Topical crawling on the web through local site-searches

  • Authors:
  • Yaling Liu;Arvin Agah

  • Affiliations:
  • Department of Electrical Engineering and Computer Science, University of Kansas;Department of Electrical Engineering and Computer Science, University of Kansas

  • Venue:
  • Journal of Web Engineering
  • Year:
  • 2013

Quantified Score

Hi-index 0.00

Visualization

Abstract

In this paper, we investigate the feasibility of discovering topical resources by combining Web searches and local site-searches. Existing techniques of topical resource discovery consist of crawling the Web and searching the Web. The former typically analyses linkage among Web pages to estimate the relevance of an unseen document to a topic. The latter exploits the indices of generic search engines to discover documents relevant to a topic.

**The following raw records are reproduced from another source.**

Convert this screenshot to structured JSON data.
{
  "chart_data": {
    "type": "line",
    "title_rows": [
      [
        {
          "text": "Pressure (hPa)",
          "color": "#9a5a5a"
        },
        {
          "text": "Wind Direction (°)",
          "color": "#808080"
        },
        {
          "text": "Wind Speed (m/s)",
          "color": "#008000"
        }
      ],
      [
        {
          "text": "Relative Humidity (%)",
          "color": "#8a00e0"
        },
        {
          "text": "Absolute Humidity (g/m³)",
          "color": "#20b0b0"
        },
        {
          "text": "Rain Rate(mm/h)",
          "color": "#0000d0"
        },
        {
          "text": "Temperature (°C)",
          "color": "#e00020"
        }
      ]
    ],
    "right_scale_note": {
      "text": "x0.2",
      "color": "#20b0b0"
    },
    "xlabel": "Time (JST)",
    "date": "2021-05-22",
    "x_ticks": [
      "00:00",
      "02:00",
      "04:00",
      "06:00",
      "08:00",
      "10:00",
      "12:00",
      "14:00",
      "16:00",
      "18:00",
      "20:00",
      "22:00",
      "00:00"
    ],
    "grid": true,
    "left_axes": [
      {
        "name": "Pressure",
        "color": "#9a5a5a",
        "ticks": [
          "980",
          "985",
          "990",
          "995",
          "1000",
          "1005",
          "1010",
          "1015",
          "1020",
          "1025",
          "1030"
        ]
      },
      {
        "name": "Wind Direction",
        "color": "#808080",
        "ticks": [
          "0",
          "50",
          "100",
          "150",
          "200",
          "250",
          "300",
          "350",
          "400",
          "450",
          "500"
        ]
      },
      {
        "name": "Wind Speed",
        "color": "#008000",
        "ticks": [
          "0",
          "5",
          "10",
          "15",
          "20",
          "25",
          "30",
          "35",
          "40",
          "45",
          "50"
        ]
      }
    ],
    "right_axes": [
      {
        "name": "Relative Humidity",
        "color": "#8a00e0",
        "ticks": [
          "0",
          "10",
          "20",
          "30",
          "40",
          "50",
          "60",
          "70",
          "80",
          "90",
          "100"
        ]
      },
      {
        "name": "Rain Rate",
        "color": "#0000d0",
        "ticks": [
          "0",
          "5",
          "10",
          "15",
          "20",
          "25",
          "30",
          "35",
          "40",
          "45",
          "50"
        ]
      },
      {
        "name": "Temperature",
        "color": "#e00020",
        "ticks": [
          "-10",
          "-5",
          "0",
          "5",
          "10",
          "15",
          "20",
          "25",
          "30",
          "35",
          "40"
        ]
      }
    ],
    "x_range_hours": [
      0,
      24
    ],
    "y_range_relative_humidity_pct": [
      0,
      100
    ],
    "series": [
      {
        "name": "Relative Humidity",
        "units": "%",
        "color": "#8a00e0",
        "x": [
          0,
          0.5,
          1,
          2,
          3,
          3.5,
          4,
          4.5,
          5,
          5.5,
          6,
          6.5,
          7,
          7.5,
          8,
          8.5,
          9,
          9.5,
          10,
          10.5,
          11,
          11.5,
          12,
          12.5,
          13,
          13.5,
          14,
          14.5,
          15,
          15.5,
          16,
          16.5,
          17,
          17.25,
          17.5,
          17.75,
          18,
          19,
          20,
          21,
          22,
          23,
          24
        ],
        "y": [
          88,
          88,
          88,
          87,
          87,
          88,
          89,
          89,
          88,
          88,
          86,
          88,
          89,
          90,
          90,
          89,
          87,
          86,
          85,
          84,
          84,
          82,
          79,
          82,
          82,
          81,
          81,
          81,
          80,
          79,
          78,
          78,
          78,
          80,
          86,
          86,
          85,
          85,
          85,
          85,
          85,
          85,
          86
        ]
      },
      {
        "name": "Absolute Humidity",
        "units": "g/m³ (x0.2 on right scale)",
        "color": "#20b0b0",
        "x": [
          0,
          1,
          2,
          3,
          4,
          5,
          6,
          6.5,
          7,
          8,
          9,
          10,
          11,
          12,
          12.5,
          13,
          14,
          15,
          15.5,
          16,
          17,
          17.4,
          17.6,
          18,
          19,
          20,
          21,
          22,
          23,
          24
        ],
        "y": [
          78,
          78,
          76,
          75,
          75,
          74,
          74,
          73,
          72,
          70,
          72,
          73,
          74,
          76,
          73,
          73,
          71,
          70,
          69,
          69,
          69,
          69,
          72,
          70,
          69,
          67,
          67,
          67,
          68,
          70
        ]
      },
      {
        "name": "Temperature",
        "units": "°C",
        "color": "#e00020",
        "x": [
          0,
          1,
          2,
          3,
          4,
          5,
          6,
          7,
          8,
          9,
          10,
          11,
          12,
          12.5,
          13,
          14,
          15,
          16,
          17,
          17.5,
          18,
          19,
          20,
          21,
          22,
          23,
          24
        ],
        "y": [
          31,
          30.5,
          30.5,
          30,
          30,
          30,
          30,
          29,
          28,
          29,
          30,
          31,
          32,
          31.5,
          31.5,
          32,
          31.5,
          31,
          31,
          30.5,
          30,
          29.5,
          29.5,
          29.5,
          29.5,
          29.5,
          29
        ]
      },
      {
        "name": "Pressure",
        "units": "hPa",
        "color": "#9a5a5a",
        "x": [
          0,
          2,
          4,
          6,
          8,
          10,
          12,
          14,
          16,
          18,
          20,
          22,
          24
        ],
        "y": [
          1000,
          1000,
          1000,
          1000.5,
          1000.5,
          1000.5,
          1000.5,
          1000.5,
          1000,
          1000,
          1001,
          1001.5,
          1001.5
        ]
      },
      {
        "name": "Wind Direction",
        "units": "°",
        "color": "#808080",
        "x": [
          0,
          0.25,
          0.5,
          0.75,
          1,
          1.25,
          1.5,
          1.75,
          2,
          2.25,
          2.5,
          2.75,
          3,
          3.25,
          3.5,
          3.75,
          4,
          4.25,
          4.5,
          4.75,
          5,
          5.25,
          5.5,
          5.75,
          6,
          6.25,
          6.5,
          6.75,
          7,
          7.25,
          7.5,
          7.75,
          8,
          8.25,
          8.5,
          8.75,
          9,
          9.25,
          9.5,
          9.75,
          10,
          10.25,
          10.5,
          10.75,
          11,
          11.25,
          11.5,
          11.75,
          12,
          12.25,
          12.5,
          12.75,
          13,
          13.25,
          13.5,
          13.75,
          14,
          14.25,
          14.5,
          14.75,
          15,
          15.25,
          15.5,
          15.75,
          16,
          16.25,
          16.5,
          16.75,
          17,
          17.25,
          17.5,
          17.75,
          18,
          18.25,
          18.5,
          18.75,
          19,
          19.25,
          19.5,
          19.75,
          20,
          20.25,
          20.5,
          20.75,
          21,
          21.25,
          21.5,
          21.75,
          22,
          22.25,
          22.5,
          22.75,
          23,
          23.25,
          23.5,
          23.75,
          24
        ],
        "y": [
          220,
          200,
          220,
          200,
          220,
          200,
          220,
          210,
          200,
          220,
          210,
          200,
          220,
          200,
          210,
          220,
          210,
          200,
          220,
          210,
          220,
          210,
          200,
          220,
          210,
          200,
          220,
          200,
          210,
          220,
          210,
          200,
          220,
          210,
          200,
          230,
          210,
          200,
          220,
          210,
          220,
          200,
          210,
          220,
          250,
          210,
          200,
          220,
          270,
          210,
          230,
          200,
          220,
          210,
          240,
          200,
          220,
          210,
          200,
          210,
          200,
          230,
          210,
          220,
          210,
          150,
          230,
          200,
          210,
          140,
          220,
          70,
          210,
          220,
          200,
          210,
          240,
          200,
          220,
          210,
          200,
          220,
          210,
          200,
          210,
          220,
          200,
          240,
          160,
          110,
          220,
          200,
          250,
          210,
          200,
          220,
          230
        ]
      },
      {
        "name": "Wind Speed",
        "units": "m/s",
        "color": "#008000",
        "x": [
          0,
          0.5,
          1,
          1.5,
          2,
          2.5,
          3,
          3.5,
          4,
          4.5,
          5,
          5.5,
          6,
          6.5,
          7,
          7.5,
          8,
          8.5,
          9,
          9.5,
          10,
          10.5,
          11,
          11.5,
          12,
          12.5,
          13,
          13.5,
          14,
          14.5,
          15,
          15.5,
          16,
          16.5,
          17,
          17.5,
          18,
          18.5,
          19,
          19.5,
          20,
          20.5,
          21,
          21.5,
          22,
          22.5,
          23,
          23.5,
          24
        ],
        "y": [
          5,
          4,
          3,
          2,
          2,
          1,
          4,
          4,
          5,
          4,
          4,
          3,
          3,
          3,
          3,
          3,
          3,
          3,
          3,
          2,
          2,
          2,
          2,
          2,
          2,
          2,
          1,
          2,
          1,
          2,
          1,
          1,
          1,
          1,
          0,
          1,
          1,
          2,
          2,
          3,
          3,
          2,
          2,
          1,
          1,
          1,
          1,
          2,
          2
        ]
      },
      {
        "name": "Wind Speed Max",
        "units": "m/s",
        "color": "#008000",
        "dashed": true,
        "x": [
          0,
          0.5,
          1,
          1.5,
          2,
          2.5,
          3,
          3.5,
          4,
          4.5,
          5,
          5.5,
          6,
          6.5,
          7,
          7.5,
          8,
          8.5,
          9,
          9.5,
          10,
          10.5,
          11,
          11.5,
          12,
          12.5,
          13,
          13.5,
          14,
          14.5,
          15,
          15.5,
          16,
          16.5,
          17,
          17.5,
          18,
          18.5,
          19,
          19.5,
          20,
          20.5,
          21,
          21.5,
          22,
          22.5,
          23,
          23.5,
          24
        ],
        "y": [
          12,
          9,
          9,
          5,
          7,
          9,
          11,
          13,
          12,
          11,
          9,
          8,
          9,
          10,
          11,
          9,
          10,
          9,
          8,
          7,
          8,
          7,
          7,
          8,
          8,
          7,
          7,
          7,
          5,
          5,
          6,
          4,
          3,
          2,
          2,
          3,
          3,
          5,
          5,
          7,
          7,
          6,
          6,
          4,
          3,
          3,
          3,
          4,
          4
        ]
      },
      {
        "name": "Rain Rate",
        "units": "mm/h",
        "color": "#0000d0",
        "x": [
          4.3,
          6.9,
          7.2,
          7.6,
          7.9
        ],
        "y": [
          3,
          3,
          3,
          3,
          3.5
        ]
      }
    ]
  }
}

Although the local site-search has been a simple and convenient feature of a Web site for human users to quickly locate desired information within the site that hosts tremendous number of documents, this feature has been ignored by the techniques of automatic topical resource discovery. A typical local site-search returns a list of titles, hyperlinks, and snippets of relevant documents that can be used to estimate the relevance of the documents to the topic before actually fetching the documents. We propose an operational model to make use of this simple feature, and address how this model can be realized. Experiments have shown that this simple but efficient approach can provide much more precise estimations than a sophisticated intelligent topical crawler.